Poi come proprietario del gruppo Atlantis è sbarcato in Europa, aprendo sedi anche a Londra e Amsterdam, controllando slot machine e videopoker un po' dappertutto, fino ad arrivare anche a Roma con la società ribattezzata «Bplus gioco legale»: Corallo aveva casa e ufficio in piazza di Spagna. Per qualche anno presidente di questa società in Italia è stato poprio  Amedeo Laboccetta, vecchio missino amico di Fini innamorato dei Caraibi. E proprio Laboccetta nel 2004 portò Fini a Saint Marteen dove vennero fotografati nel ristorante del casinò di Francesco Corallo.

 

Poi erano accaduti due fatti rilevanti: prima i miliardi richiesti dal Fisco e quindi poi la vicenda della Banca popolare di Milano, il cui presidente Massimo Ponzellini (che era anche presidente di Impregilo) concesse un prestito di 148 milioni a Corallo in cambio di una presunta mazzetta da un milione di euro e di un'altra presunta mazzetta promessa di 3,5 milioni di sterline. In seguito allo scandalo, Ponzellini finì in galera, perse tutte le cariche e soprattutto l'amicizia dei potenti, e Francesco Corallo scappò ai Caraibi (dopo un breve salto a Catania per rinunciare alla cittadinanza italiana davanti all'impiegato dell'ufficio Anagrafe del Comune) per evitare il carcere.

 

Dopo 14 mesi di latitanza, Francesco Corallo, che afferma di avere restituito i 148 milioni alla Bpm, è tornato in Italia, si è costituito ed è stato per un po' agli arresti domiciliari, fino a che la sua posizione si è alleggerita in quanto la Bpm ha ritirato la querela facendo decadere il reato di corruzione.
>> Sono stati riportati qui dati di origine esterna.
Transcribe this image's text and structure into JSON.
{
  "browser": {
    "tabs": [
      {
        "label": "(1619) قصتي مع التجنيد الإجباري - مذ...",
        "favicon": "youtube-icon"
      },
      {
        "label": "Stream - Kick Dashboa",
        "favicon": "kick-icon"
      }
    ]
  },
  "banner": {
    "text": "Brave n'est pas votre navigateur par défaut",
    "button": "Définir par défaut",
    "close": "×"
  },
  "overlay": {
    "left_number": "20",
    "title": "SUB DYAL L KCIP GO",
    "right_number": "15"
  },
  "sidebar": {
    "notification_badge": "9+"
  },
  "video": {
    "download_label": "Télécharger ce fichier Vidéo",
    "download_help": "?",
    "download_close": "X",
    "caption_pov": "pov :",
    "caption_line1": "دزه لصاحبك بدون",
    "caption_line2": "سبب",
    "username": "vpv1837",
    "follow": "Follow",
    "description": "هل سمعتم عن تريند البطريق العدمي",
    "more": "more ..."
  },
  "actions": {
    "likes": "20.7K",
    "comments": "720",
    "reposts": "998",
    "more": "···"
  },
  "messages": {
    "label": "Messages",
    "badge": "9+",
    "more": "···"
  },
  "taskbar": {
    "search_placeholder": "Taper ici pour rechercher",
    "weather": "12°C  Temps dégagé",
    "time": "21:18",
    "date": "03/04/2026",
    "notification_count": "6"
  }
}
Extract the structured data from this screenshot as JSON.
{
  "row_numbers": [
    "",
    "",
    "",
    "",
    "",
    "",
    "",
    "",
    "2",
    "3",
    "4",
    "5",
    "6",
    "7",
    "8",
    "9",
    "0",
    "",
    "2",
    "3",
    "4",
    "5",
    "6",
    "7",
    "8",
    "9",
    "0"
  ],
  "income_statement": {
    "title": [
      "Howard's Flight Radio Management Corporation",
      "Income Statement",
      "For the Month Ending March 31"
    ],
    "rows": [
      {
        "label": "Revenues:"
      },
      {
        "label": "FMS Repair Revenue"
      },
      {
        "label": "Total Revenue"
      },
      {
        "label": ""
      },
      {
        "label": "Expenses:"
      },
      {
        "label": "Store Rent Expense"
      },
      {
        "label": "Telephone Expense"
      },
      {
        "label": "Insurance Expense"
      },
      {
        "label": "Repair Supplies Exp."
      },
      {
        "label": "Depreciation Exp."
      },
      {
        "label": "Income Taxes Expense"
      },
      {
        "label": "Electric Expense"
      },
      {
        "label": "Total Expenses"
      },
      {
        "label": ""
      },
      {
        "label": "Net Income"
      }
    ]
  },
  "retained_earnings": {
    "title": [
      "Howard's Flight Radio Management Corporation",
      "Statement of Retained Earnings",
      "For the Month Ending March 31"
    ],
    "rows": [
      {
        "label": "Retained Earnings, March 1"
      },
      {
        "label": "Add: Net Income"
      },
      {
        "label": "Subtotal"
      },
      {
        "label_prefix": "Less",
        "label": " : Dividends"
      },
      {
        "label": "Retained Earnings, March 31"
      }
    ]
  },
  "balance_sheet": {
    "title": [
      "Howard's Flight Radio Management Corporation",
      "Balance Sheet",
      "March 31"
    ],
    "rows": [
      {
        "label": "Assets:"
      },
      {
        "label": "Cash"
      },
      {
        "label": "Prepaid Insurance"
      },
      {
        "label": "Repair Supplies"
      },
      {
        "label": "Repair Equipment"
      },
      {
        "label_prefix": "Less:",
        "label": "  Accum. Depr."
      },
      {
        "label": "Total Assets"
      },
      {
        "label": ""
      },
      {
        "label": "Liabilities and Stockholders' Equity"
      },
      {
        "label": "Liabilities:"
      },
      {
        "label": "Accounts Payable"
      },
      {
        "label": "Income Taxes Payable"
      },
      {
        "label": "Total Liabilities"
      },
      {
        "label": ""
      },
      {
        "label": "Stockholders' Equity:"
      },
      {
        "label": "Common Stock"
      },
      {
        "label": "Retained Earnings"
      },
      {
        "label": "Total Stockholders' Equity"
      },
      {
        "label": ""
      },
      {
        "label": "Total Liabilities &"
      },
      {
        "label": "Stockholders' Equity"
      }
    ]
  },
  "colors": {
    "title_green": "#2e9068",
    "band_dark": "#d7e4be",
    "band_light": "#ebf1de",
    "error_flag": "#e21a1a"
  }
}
In sostanza, Francesco Corallo non ha dovuto più rispondere di corruzione, ha pagato il suo debito alla banca e il 26 luglio la Prefettura di Roma ha sospeso temporaneamente la validità dell'informativa antimafia interdittiva del 24 settembre 2012 che aveva causato l'esclusione di Bplus dalla gara per le concessioni.

 

I retroscena dicevano che siccome lo Stato non poteva fare a meno degli 800 milioni di euro di imposte versate ogni anno grazie alle macchinette di Bplus, si era trovata una soluzione all'italiana con l'attribuzione del controllo a "Bplus Trust" guidata da un amministratore fiduciario, l'avvocato olandese Jeroen Veen, molto gradito alla proprietà.

 

Oltre che con Laboccetta, Corallo aveva anche ottimi rapporti con l'on. Milanese, braccio destro di Tremonti. Tra l'altro Corallo come detto aveva ospitato nel suo resort l'ex presidente della Camera Gianfranco Fini e proprio dai Caraibi era partita l'operazione per la vendita dell'appartamento di Montecarlo al «cognatino» Giancarlo Tulliani, attraverso l'avvocato-mediatore Walfenzao, amico e collaboratore di Corallo jr, vendita che è finita anche nell'inchiesta che oggi ha portato nuovamente il catenese Corallo agli arresti.

 

Naturalmente non poteva mancare anche il sospetto di mafia perché Nitto Santapaola e moglie erano stati in vacanza a Saint Maarten nell'hotel di Tanino Corallo quando ancora il «Cacciatore» era incensurato e aveva un regolare passaporto. L'allora Alto commissario antimafia Domenico Sica si era interessato alla presenza dei catanesi nell'isola caraibica, forse sospettando che Santapaola ci fosse tornato in latitanza, ma le indagini non avevano fatto molta strada.